Based on data from animal studies and its mechanism of action, Vectibix can cause fetal harm when administered to a pregnant woman. When given during organogenesis, panitumumab administration resulted in embryolethality in cynomolgus monkeys at exposures approximately 1.25 to 5 times the recommended human dose. Advise pregnant women and females of reproductive potential of the potential risk to the fetus. Advise females of reproductive potential to use effective contraception during treatment, and for at least 2 months after the last dose of Vectibix.

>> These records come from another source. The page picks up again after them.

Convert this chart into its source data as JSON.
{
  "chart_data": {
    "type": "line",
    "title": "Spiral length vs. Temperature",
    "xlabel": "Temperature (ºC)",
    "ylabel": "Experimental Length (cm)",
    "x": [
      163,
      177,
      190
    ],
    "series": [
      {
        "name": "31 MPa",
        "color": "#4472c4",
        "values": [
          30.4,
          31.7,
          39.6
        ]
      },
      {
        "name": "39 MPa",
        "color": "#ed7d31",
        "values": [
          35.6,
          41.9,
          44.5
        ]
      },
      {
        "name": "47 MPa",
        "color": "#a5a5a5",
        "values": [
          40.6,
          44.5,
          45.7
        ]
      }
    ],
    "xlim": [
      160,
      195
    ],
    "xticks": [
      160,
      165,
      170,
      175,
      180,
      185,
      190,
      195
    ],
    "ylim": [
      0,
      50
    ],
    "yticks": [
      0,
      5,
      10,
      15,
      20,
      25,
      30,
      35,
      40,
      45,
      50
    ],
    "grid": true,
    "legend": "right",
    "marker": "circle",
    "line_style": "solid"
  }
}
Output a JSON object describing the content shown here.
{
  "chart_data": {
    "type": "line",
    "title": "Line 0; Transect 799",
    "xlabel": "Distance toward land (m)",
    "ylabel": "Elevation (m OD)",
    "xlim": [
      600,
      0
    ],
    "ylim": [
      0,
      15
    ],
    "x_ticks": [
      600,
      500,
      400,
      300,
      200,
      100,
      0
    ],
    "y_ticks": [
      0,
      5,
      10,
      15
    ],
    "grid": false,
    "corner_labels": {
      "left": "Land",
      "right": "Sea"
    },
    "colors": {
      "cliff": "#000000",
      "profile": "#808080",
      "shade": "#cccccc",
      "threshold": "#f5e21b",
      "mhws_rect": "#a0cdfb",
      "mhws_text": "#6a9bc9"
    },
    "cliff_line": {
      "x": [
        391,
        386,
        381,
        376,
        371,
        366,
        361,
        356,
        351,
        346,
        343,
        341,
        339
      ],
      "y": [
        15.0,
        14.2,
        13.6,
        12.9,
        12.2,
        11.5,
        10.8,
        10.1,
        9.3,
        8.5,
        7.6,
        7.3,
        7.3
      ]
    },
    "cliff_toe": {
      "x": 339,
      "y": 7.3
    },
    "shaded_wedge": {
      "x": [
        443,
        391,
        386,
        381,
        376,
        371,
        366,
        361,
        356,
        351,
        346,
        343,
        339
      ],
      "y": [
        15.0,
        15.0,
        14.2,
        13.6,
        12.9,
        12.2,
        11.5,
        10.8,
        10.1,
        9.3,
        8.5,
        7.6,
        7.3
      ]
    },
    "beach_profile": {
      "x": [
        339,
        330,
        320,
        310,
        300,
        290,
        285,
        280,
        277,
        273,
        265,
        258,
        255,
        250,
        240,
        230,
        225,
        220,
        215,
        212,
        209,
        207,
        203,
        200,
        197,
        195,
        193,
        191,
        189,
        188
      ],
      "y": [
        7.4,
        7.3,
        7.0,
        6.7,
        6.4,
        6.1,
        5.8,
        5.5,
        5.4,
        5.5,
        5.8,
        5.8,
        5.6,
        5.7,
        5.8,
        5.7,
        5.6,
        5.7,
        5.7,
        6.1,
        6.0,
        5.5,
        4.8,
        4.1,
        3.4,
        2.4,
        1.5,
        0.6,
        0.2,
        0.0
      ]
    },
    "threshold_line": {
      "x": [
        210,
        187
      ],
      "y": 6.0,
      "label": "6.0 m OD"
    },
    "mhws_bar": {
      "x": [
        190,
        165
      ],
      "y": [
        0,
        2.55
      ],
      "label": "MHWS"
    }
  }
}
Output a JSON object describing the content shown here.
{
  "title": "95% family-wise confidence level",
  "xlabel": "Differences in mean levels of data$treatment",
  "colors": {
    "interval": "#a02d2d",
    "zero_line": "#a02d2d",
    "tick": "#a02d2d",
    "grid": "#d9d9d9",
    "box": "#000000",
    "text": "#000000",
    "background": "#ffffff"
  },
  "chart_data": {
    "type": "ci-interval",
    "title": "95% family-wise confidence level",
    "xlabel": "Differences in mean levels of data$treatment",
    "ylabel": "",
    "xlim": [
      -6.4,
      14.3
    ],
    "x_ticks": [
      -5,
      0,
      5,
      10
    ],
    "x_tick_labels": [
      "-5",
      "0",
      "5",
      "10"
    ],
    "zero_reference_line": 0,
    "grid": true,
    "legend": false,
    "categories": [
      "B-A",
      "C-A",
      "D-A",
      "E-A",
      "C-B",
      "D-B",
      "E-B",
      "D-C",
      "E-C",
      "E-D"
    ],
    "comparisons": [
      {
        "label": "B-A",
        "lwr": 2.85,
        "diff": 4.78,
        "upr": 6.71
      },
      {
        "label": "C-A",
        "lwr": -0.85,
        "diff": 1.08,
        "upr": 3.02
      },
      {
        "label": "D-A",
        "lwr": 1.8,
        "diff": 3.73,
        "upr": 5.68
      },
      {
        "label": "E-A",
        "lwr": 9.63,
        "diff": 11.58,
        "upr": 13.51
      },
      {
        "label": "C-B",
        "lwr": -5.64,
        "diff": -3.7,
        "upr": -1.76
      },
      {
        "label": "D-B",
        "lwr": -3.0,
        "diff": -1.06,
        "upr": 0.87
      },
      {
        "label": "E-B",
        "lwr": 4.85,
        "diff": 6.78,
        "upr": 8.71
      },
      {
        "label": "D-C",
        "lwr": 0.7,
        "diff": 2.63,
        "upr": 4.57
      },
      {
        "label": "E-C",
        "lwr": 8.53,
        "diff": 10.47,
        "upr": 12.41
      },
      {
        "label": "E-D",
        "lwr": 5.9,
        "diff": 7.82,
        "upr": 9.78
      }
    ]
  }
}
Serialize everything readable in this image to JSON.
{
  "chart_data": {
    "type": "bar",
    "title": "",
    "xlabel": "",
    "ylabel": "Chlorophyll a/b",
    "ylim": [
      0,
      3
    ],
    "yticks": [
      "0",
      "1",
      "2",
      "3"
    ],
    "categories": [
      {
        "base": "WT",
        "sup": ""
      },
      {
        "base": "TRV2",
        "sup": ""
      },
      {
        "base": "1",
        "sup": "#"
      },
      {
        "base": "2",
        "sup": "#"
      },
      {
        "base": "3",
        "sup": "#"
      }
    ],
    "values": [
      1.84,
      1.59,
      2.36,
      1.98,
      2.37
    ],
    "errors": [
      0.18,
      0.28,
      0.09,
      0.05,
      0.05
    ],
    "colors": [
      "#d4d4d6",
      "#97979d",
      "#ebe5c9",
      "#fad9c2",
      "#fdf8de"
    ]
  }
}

In monotherapy, the most commonly reported adverse reactions (≥ 20%) in patients with Vectibix were skin rash with variable presentations, paronychia, fatigue, nausea, and diarrhea.
The most commonly reported adverse reactions (≥ 20%) with Vectibix + FOLFOX were diarrhea, stomatitis, mucosal inflammation, asthenia, paronychia, anorexia, hypomagnesemia, hypokalemia, rash, acneiform dermatitis, pruritus, and dry skin. Serious adverse reactions (≥ 2% difference between treatment arms) were diarrhea and dehydration.
The most common adverse reactions (≥ 20%) in patients receiving Vectibix in combination with sotorasib 960 mg were rash, dry skin, diarrhea, stomatitis, fatigue and musculoskeletal pain.